Oubliez le laborieux trailer qui échouait complètement à retranscrire l’atmosphère de ce petit bijou. A l’image de son héros dans la première scène du pilote, plongez la tête la première dans The Affair, sans idées préconçues. Noah, mari comblé et père de quatre enfants, respire l’équilibre. Quand une jolie fille lui fait les yeux doux (séquence inaugurale dans la piscine), il ne l’encourage pas et remet sa bague de mariage en guise de message limpide. Heureux en couple, Monsieur a toujours envie de faire l’amour à Madame, n’importe quand, dès qu’il en trouve le temps entre deux cris des enfants. Comment cet homme à la vie bien rangée va-t-il en arriver à tromper sa femme dans tous les sens du terme (le corps et l’esprit), à bouleverser sa vie et celle de sa famille ? La réponse est racontée sous forme de flashbacks, alternativement par les deux amants interrogés des années plus tard dans le cadre d’une enquête policière. Cet adultère a eu des conséquences dramatiques. On n’en saura pas plus dans le pilote, focalisé sur la rencontre entre Noah et Alison. Au début de l’été, en vacances avec toute sa famille, il entre dans une brasserie. Son regard s’arrête sur une serveuse, qui le lui rend. C’est le coup de foudre instantané. Il ne peut détacher ses yeux de la jeune femme, parcourant son corps plein de promesses, alors même que sa jeune fille commence à étouffer à côté de lui.

C’est une des particularités de cette série grave et sensuelle. Le tragique ne se niche jamais très loin : un des fils de Noah lui fait une mauvaise blague en feignant une pendaison. Plus tard, c’est sa fille qui frôle la mort dans le restaurant. Loin de l’image sexy qu’en a Noah, Alison a perdu un enfant. Toujours en couple avec le père, elle lutte pour effectuer un deuil impossible. Son insondable tristesse contamine toute la série quand à la moitié de l’épisode, le point de vue bascule de Noah à Alison. Un procédé à la Rashomon, qui permet de doubler certaines scènes, qui changent légèrement ou énormément selon qui s’en souvient. Il se rappelle avoir sauvé la vie de sa fille lors de cette scène dans le restaurant, alors qu’Alison pense aussi l’avoir fait. Plus tard, elle se dévêtit entièrement sous les yeux de Noah et l’invite du regard à la suivre sous une douche. Le même moment vu par Alison est très différent. Tout est question de perspective nous dit la série. Chacun possède sa vérité. L’exercice de style, passionnant, aurait pu briser l’atmosphère de la série. Il n’en est rien. La caméra en mouvement, parfois tremblante, suit au plus près les élans du cœur de Alison et Noah. Les plans naturalistes dans lesquels baignent les personnages sont d’une beauté envoûtante, en particulier ceux qui mettent en scène l’océan. Elément menaçant, enveloppant ou déchaîné, il semble absorber les états d’âme des futurs amants. Le motif de l’eau, omniprésent dans le pilote (la piscine, la douche, la mer), évoque à la fois la destruction à venir, un certain apaisement, mais aussi l’aspect sacré de cet amour purificateur, qui aidera peut-être Alison à guérir de la mort de son fils.

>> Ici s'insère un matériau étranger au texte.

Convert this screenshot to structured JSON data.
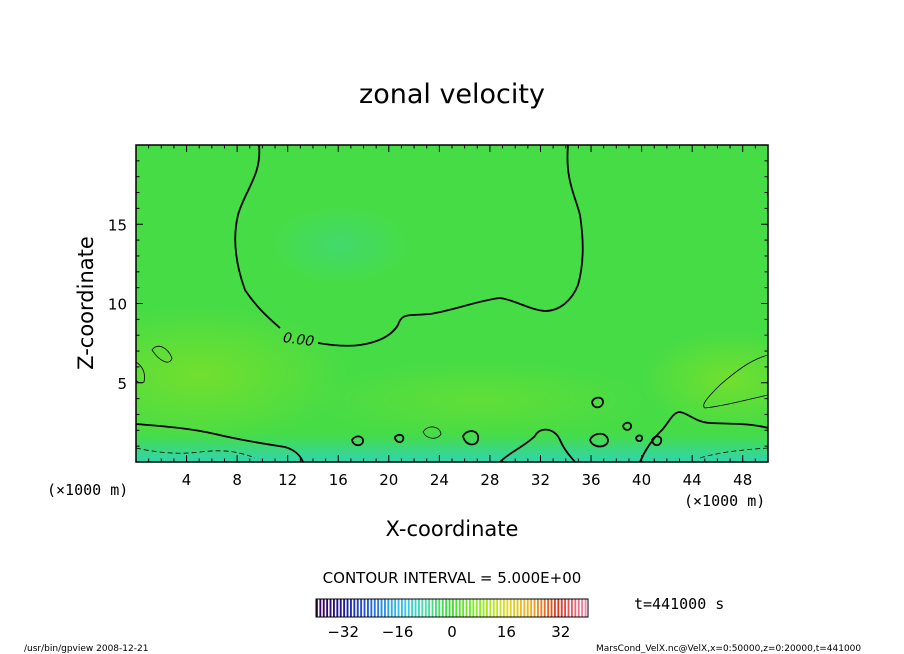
{
  "chart_data": {
    "type": "heatmap",
    "title": "zonal velocity",
    "xlabel": "X-coordinate",
    "ylabel": "Z-coordinate",
    "x_unit": "(×1000 m)",
    "y_unit": "(×1000 m)",
    "xlim": [
      0,
      50
    ],
    "ylim": [
      0,
      20
    ],
    "x_ticks": [
      4,
      8,
      12,
      16,
      20,
      24,
      28,
      32,
      36,
      40,
      44,
      48
    ],
    "y_ticks": [
      5,
      10,
      15
    ],
    "contour_label": "0.00",
    "contour_interval": "CONTOUR INTERVAL = 5.000E+00",
    "time_label": "t=441000 s",
    "colorbar": {
      "min": -40,
      "max": 40,
      "ticks": [
        -32,
        -16,
        0,
        16,
        32
      ],
      "colors": [
        "#3a0050",
        "#1a1a9a",
        "#2266dd",
        "#33bbee",
        "#44ddaa",
        "#44dd33",
        "#88ee22",
        "#dddd22",
        "#eeaa22",
        "#dd3322",
        "#ee88aa"
      ]
    },
    "field_colors": {
      "base": "#46dc46",
      "positive": "#6ae232",
      "negative": "#36d6a0",
      "contour": "#000000"
    }
  },
  "footer": {
    "left": "/usr/bin/gpview   2008-12-21",
    "right": "MarsCond_VelX.nc@VelX,x=0:50000,z=0:20000,t=441000"
  }
}
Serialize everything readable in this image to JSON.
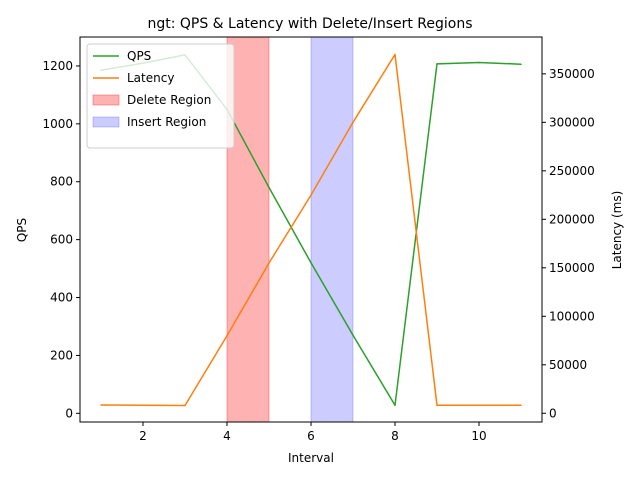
{
  "chart_data": {
    "type": "line",
    "title": "ngt: QPS & Latency with Delete/Insert Regions",
    "xlabel": "Interval",
    "ylabel_left": "QPS",
    "ylabel_right": "Latency (ms)",
    "xlim": [
      0.5,
      11.5
    ],
    "ylim_left": [
      -30,
      1300
    ],
    "ylim_right": [
      -9000,
      388000
    ],
    "xticks": [
      2,
      4,
      6,
      8,
      10
    ],
    "yticks_left": [
      0,
      200,
      400,
      600,
      800,
      1000,
      1200
    ],
    "yticks_right": [
      0,
      50000,
      100000,
      150000,
      200000,
      250000,
      300000,
      350000
    ],
    "x": [
      1,
      2,
      3,
      4,
      5,
      6,
      7,
      8,
      9,
      10,
      11
    ],
    "series": [
      {
        "name": "QPS",
        "axis": "left",
        "color": "#2ca02c",
        "values": [
          1185,
          1210,
          1238,
          1050,
          780,
          520,
          270,
          28,
          1207,
          1212,
          1206
        ]
      },
      {
        "name": "Latency",
        "axis": "right",
        "color": "#ff7f0e",
        "values": [
          8500,
          8300,
          8000,
          80000,
          155000,
          225000,
          300000,
          370000,
          8200,
          8200,
          8300
        ]
      }
    ],
    "regions": [
      {
        "name": "Delete Region",
        "x_start": 4,
        "x_end": 5,
        "color": "#ff0000",
        "opacity": 0.3
      },
      {
        "name": "Insert Region",
        "x_start": 6,
        "x_end": 7,
        "color": "#0000ff",
        "opacity": 0.2
      }
    ],
    "legend": {
      "placement": "top-left"
    },
    "grid": false
  }
}
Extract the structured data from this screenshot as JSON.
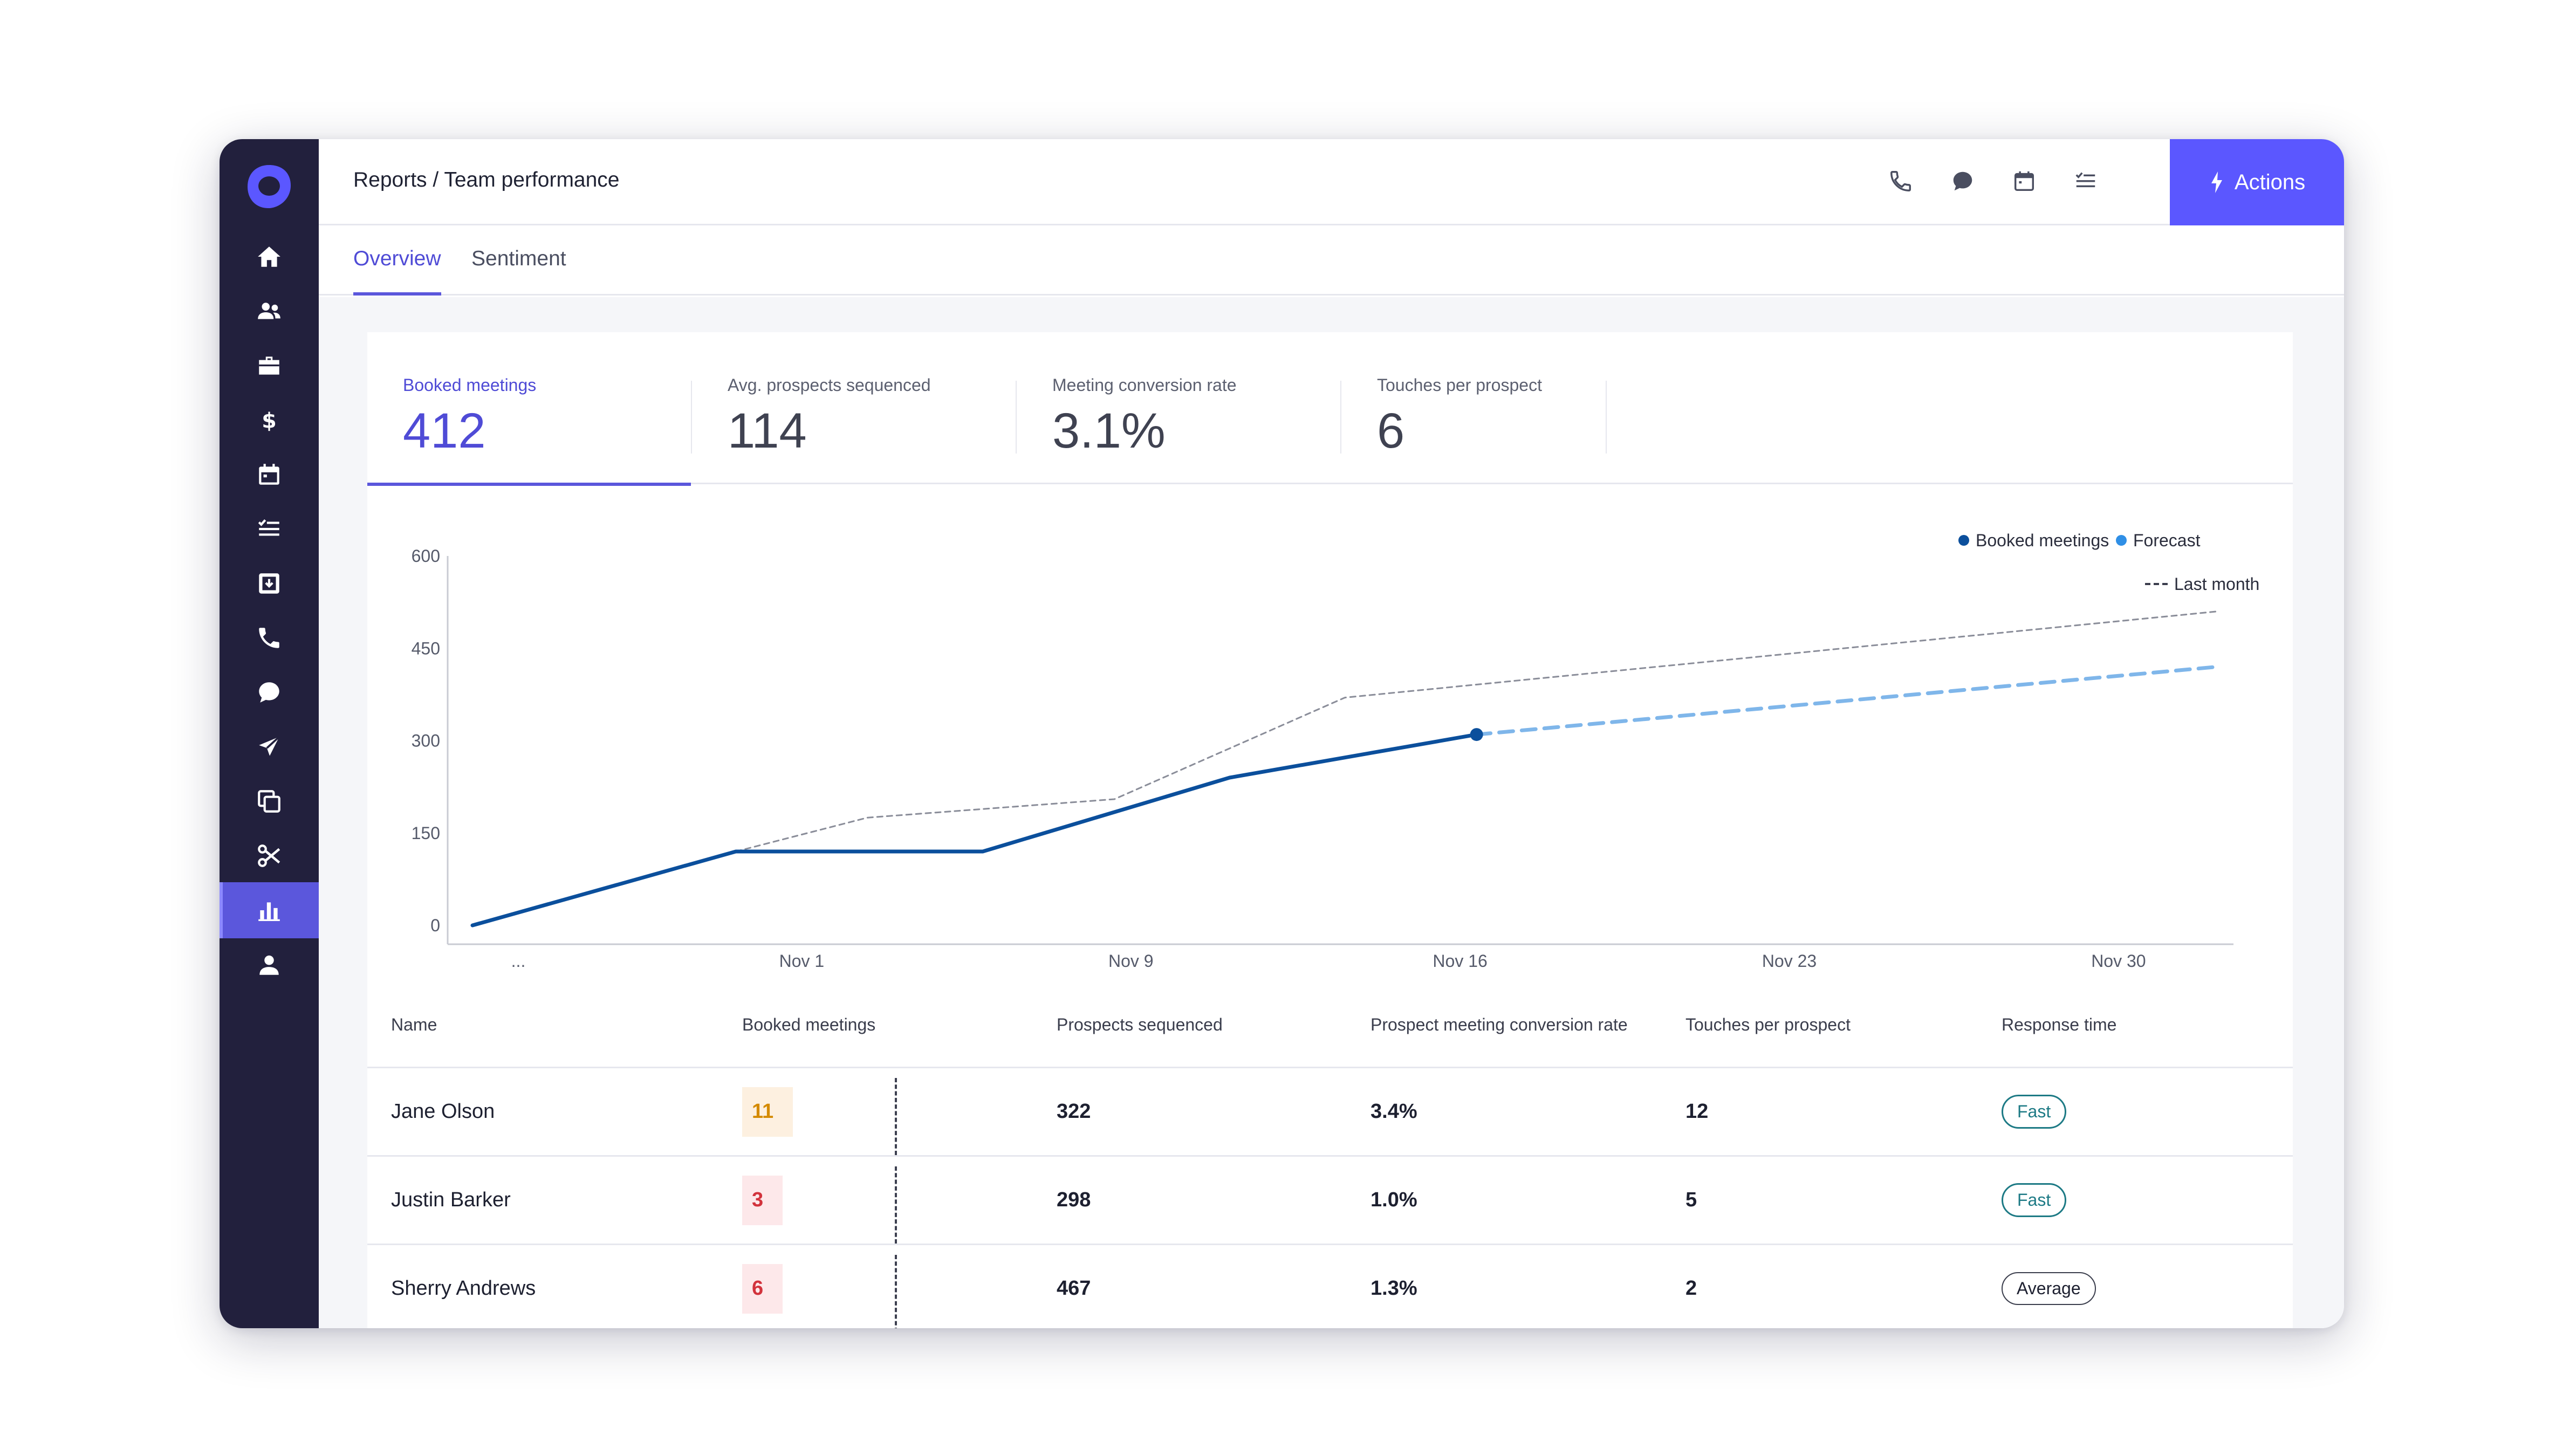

Dans la peau de Noah et d’Alison, Dominic West et Ruth Wilson respirent d’une sensualité affolante. Rien de surprenant pour ceux qui ont vu les deux acteurs respectivement dans The Hour ou Luther; le petit miracle tient à leur parfaite alchimie. Ils ne se sont pas encore touchés, mais leurs regards et leur langage corporel prédisent l’explosion à venir. Les deux autres époux, forcément plus en retrait mais pas inexistants, sont incarnés avec justesse par Maura Tierney et Joshua Jackson. De l’interprétation sans fausse note à l’écriture subtile, en passant par une mise en scène inspirée, ce pilote prometteur ne souffre quasiment d’aucun défaut. Il est maîtrisé de bout en bout par Sarah Treem et Hagai Levi (scénaristes sur En analyse) jusqu’à son sublime générique, pour lequel Fiona Apple a composé le thème Container. On ne demande qu’une chose : continuer à s’immerger plus profondément dans cette histoire belle et déchirante. Sink back into the ocean.